Withdrawal of consent and the right to lodge a complaint

Where we are processing your personal data with your consent, you have the right to withdraw that consent. If you change your mind, or you are unhappy with our use of your personal data, please let us know by contacting the Headteacher or School Business Manager.

Last updated

This privacy notice was compiled using DfE advice and model documents.  We may need to review it periodically, so we recommend that you revisit this information from time to time. This version was last updated in September 2021.

Contact

If you would like to discuss anything in this privacy notice, please contact: the Headteacher or School Business Manage via  admin@st-marks.cumbria.sch.uk. 

How Government uses your data

The pupil data that we lawfully share with the DfE through data collections:

·        underpins school funding, which is calculated based upon the numbers of children and their characteristics in each school.

·        informs ‘short term’ education policy monitoring and school accountability and intervention (for example Pupil Progress measures).

·        supports ‘longer term’ research and monitoring of educational policy (for example how certain subject choices go on to affect education or earnings beyond school)

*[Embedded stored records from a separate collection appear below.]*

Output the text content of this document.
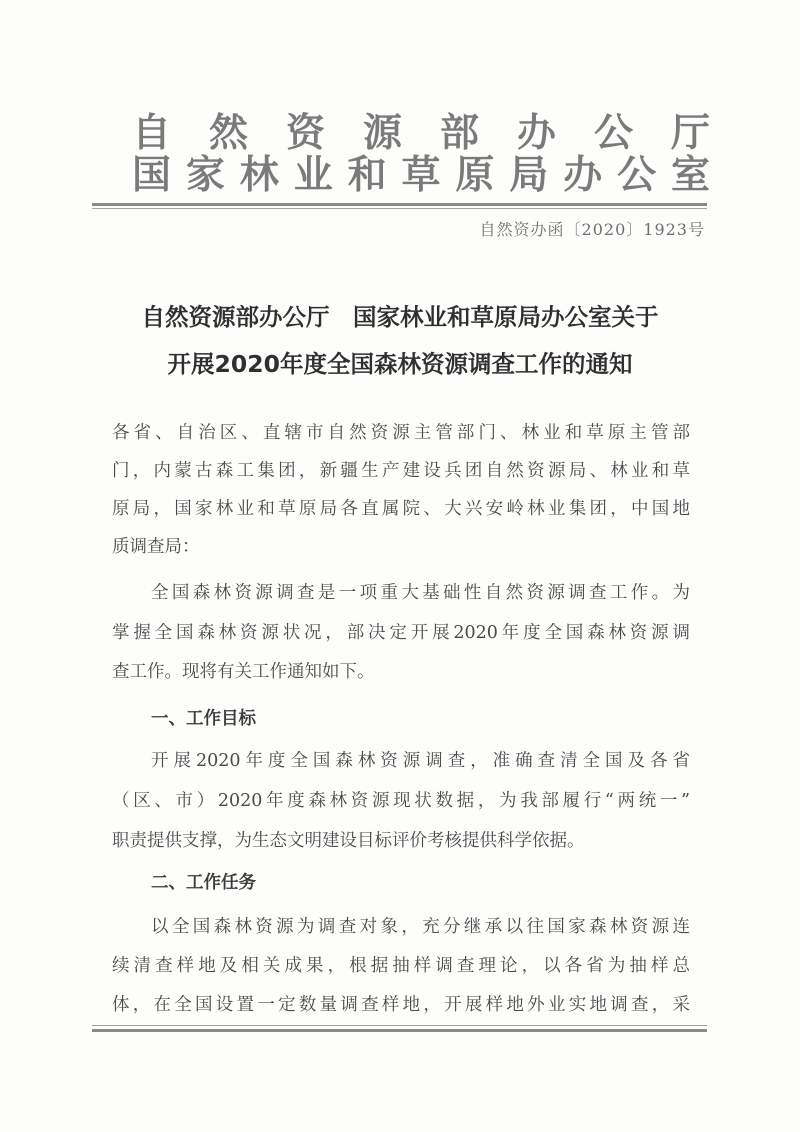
自然资源部办公厅
国家林业和草原局办公室
自然资办函〔2020〕1923号
自然资源部办公厅　国家林业和草原局办公室关于
开展2020年度全国森林资源调查工作的通知
各省、自治区、直辖市自然资源主管部门、林业和草原主管部
门，内蒙古森工集团，新疆生产建设兵团自然资源局、林业和草
原局，国家林业和草原局各直属院、大兴安岭林业集团，中国地
质调查局：
全国森林资源调查是一项重大基础性自然资源调查工作。为
掌握全国森林资源状况，部决定开展2020年度全国森林资源调
查工作。现将有关工作通知如下。
一、工作目标
开展2020年度全国森林资源调查，准确查清全国及各省
（区、市）2020年度森林资源现状数据，为我部履行“两统一”
职责提供支撑，为生态文明建设目标评价考核提供科学依据。
二、工作任务
以全国森林资源为调查对象，充分继承以往国家森林资源连
续清查样地及相关成果，根据抽样调查理论，以各省为抽样总
体，在全国设置一定数量调查样地，开展样地外业实地调查，采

Data collection requirements

To find out more about the data collection requirements placed on us by the DfE (for example; via the school census) go to www.gov.uk/education/data-collection-and-censuses-for-schools.

The National Pupil Database (NPD)

Much of the data about pupils in England is held in the National Pupil Database (NPD).

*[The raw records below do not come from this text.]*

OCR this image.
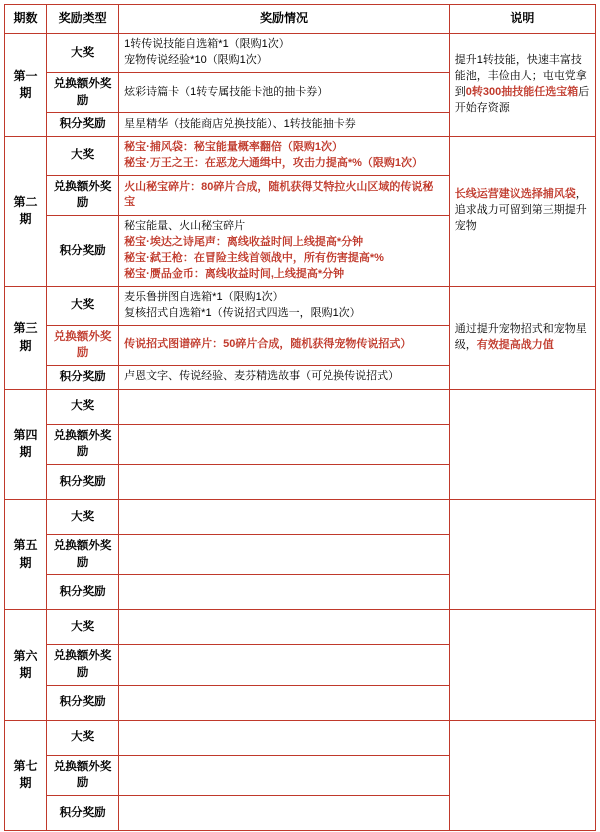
期数	奖励类型	奖励情况	说明
第一期	大奖	1转传说技能自选箱*1（限购1次）
宠物传说经验*10（限购1次）	提升1转技能，快速丰富技能池，丰俭由人；屯屯党拿到0转300抽技能任选宝箱后开始存资源
	兑换额外奖励	炫彩诗篇卡（1转专属技能卡池的抽卡券）	
	积分奖励	星星精华（技能商店兑换技能）、1转技能抽卡券	
第二期	大奖	秘宝·捕风袋：秘宝能量概率翻倍（限购1次）
秘宝·万王之王：在恶龙大通缉中，攻击力提高*%（限购1次）	长线运营建议选择捕风袋，追求战力可留到第三期提升宠物
	兑换额外奖励	火山秘宝碎片：80碎片合成，随机获得艾特拉火山区域的传说秘宝	
	积分奖励	秘宝能量、火山秘宝碎片
秘宝·埃达之诗尾声：离线收益时间上线提高*分钟
秘宝·弑王枪：在冒险主线首领战中，所有伤害提高*%
秘宝·赝品金币：离线收益时间,上线提高*分钟	

第三期	大奖	麦乐鲁拼图自选箱*1（限购1次）
复核招式自选箱*1（传说招式四选一，限购1次）	通过提升宠物招式和宠物星级，有效提高战力值
	兑换额外奖励	传说招式图谱碎片：50碎片合成，随机获得宠物传说招式）	
	积分奖励	卢恩文字、传说经验、麦芬精选故事（可兑换传说招式）	
第四期	大奖		
	兑换额外奖励		
	积分奖励		
第五期	大奖		
	兑换额外奖励		
	积分奖励		
第六期	大奖		
	兑换额外奖励		
	积分奖励		
第七期	大奖		
	兑换额外奖励		
	积分奖励		
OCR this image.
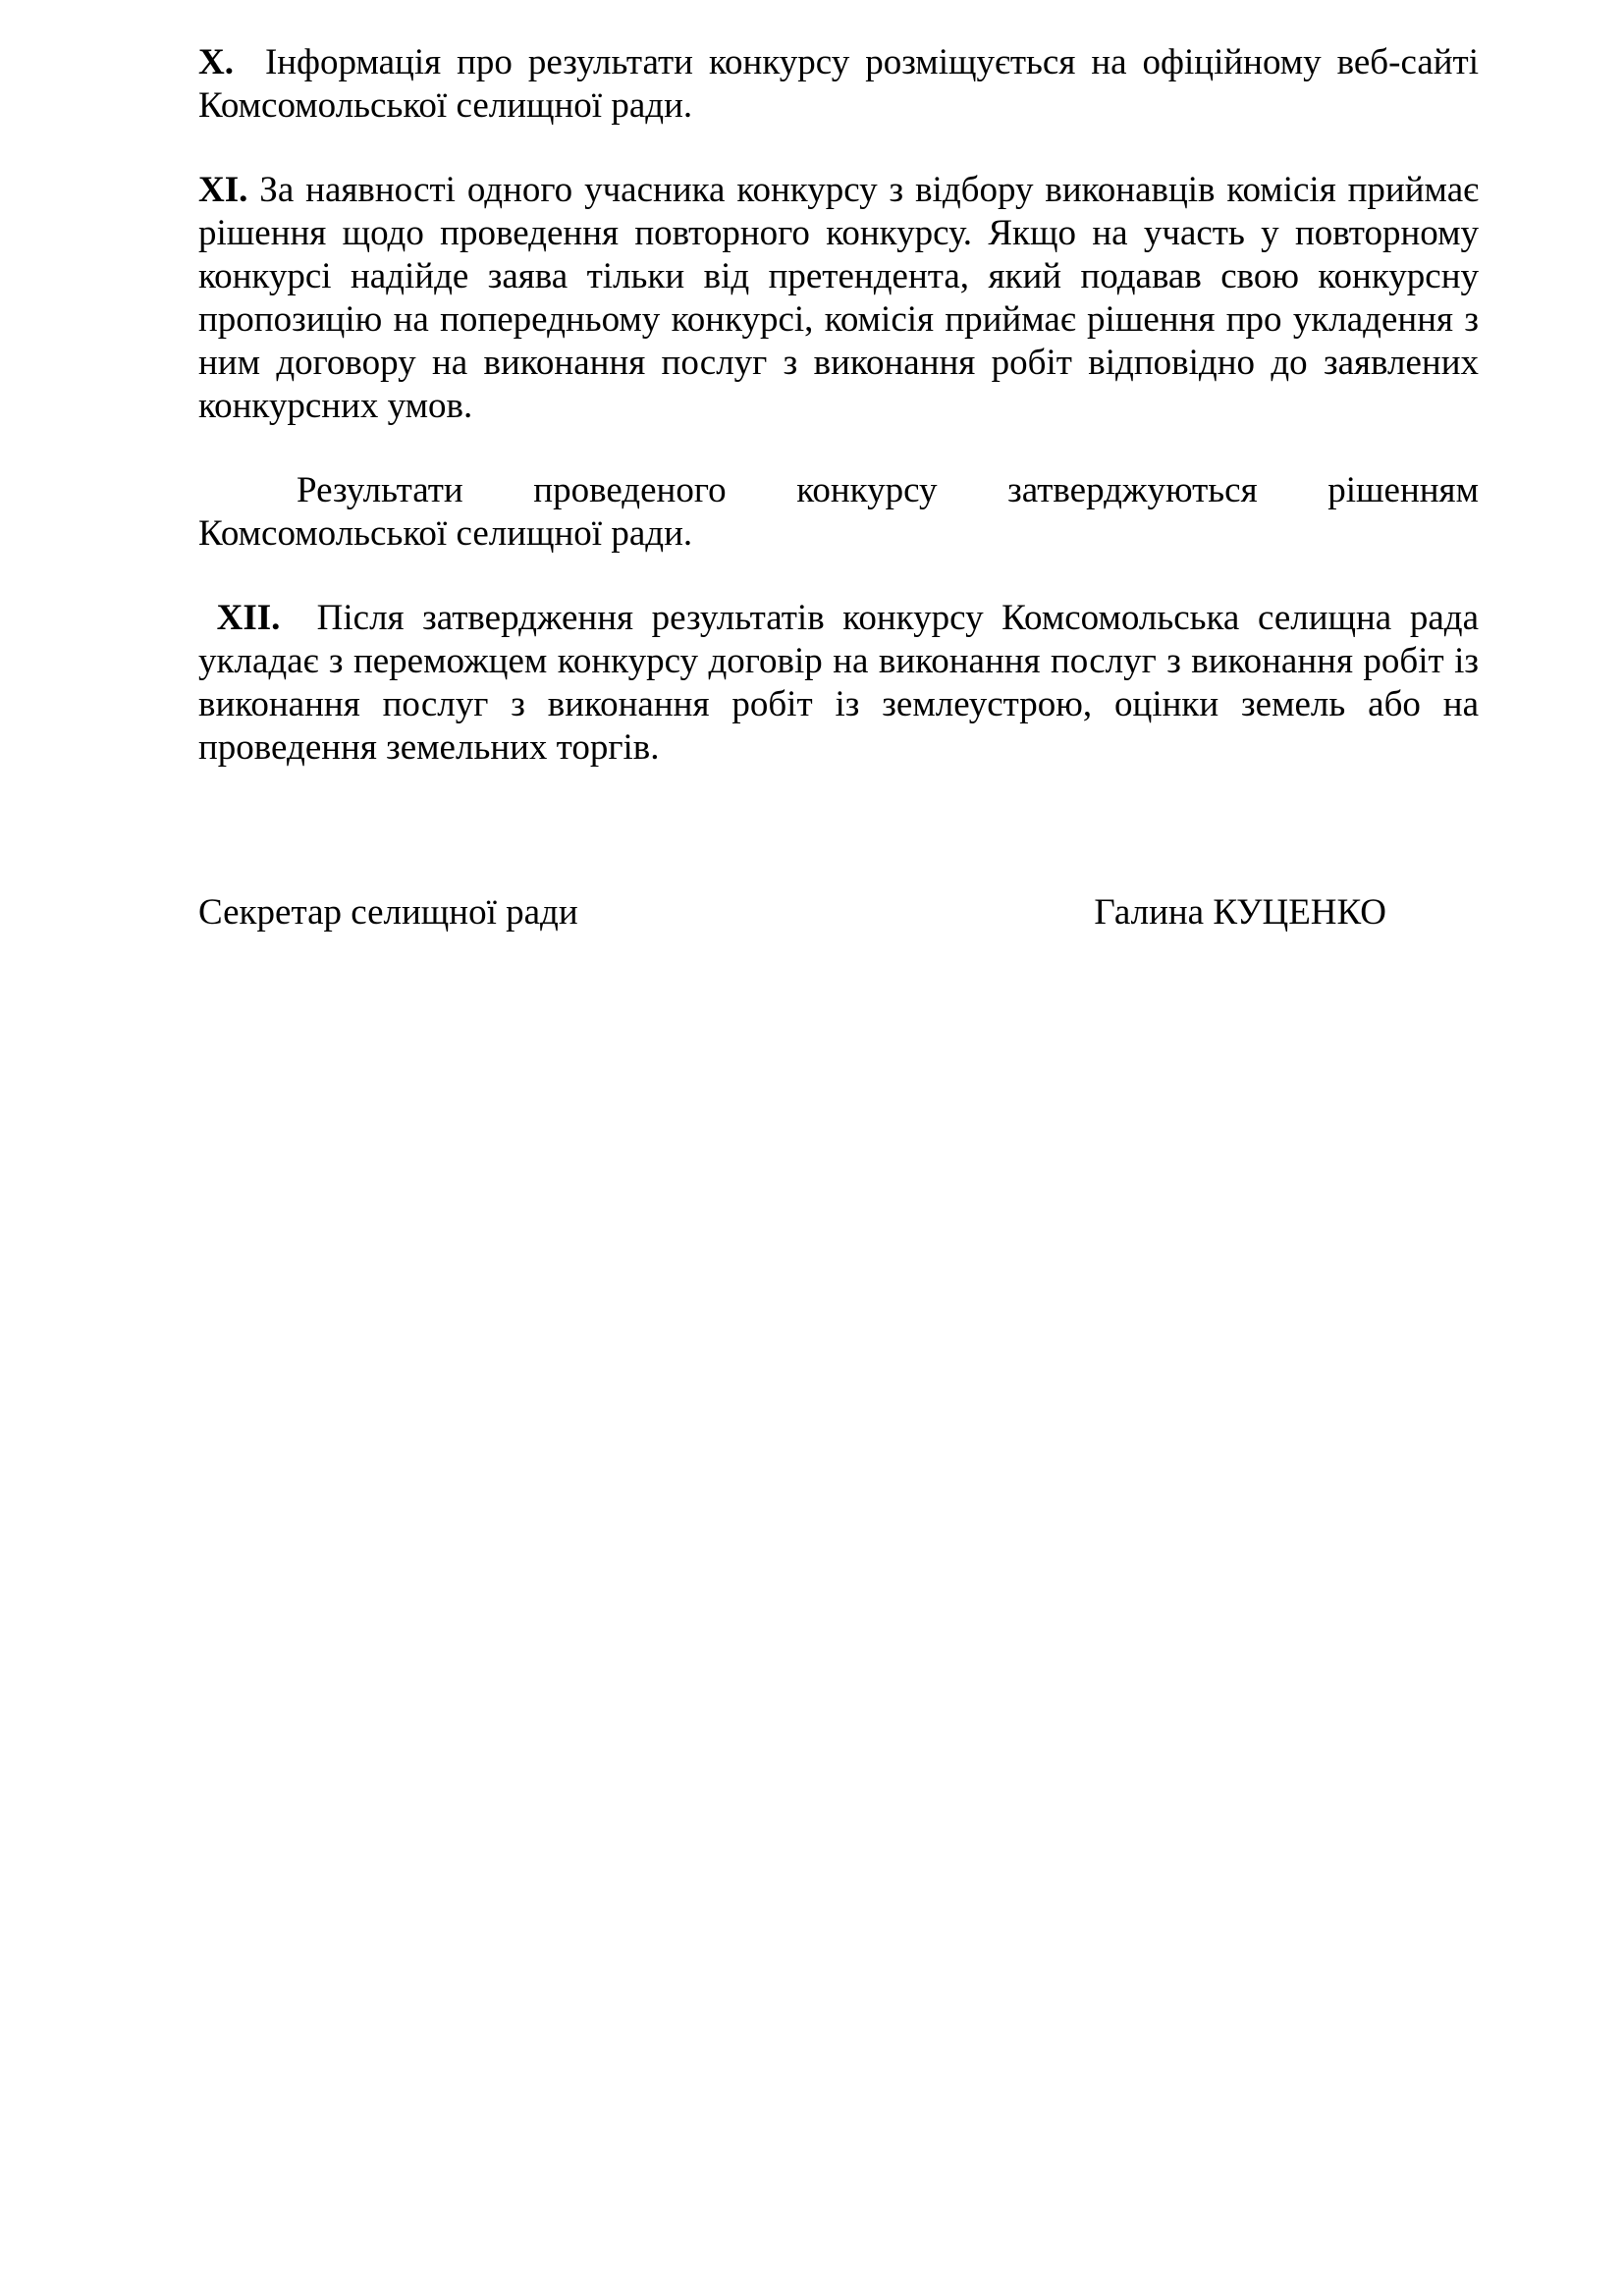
X. Інформація про результати конкурсу розміщується на офіційному веб-сайті Комсомольської селищної ради.

XI. За наявності одного учасника конкурсу з відбору виконавців комісія приймає рішення щодо проведення повторного конкурсу. Якщо на участь у повторному конкурсі надійде заява тільки від претендента, який подавав свою конкурсну пропозицію на попередньому конкурсі, комісія приймає рішення про укладення з ним договору на виконання послуг з виконання робіт відповідно до заявлених конкурсних умов.

Результати проведеного конкурсу затверджуються рішенням Комсомольської селищної ради.

XII. Після затвердження результатів конкурсу Комсомольська селищна рада укладає з переможцем конкурсу договір на виконання послуг з виконання робіт із виконання послуг з виконання робіт із землеустрою, оцінки земель або на проведення земельних торгів.

Секретар селищної ради	Галина КУЦЕНКО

The NPD is owned and managed by the DfE and contains information about pupils in schools in England.  It provides invaluable evidence on educational performance to inform independent research, as well as studies commissioned by the Department.

It is held in electronic format for statistical purposes. This information is securely collected from a range of sources including schools, local authorities and awarding bodies.

To find out more about the NPD, go to www.gov.uk/government/publications/national-pupil-database-user-guide-and-supporting-information.

Sharing by the DfE

The law allows the DfE to share pupils’ personal data with certain third parties, including:

·        schools and local authorities

·        researchers

·        organisations connected with promoting the education or wellbeing of children in England

·        other government departments and agencies

·        organisations fighting or identifying crime

For more information about the DfE’s NPD data sharing process, please visit: www.gov.uk/data-protection-how-we-collect-and-share-research-data

Organisations fighting or identifying crime may use their legal powers to contact DfE to request access to individual level information relevant to detecting that crime. Whilst numbers fluctuate slightly over time, DfE typically supplies data on around 600 pupils per year to the Home Office and roughly 1 per year to the Police.

For information about which organisations the DfE has provided pupil information, (and for which project) or to access a monthly breakdown of data share volumes with Home Office and the Police please visit the following website: https://www.gov.uk/government/publications/dfe-external-data-shares

How to find out what personal information the DfE holds about you

Under the terms of the Data Protection Act 2018, you are entitled to ask the DfE:

·        if they are processing your personal data

·        for a description of the data they hold about you

·        the reasons they’re holding it and any recipient it may be disclosed to

·        for a copy of your personal data and any details of its source

If you want to see the personal data held about you by the DfE, please make a ‘subject access request’ to them.  Find out how in the DfE’s personal information charter published at: www.gov.uk/government/organisations/department-for-education/about/personal-information-charter

To contact the DfE go to: www.gov.uk/contact-dfe.

[1] Visit: https://www.gov.uk/guidance/maintaining-records-of-staff-customers-and-visitors-to-support-nhs-test-and-trace#information-to-collect, if you want more information about Test and Trace, what data they collect and what they do with it.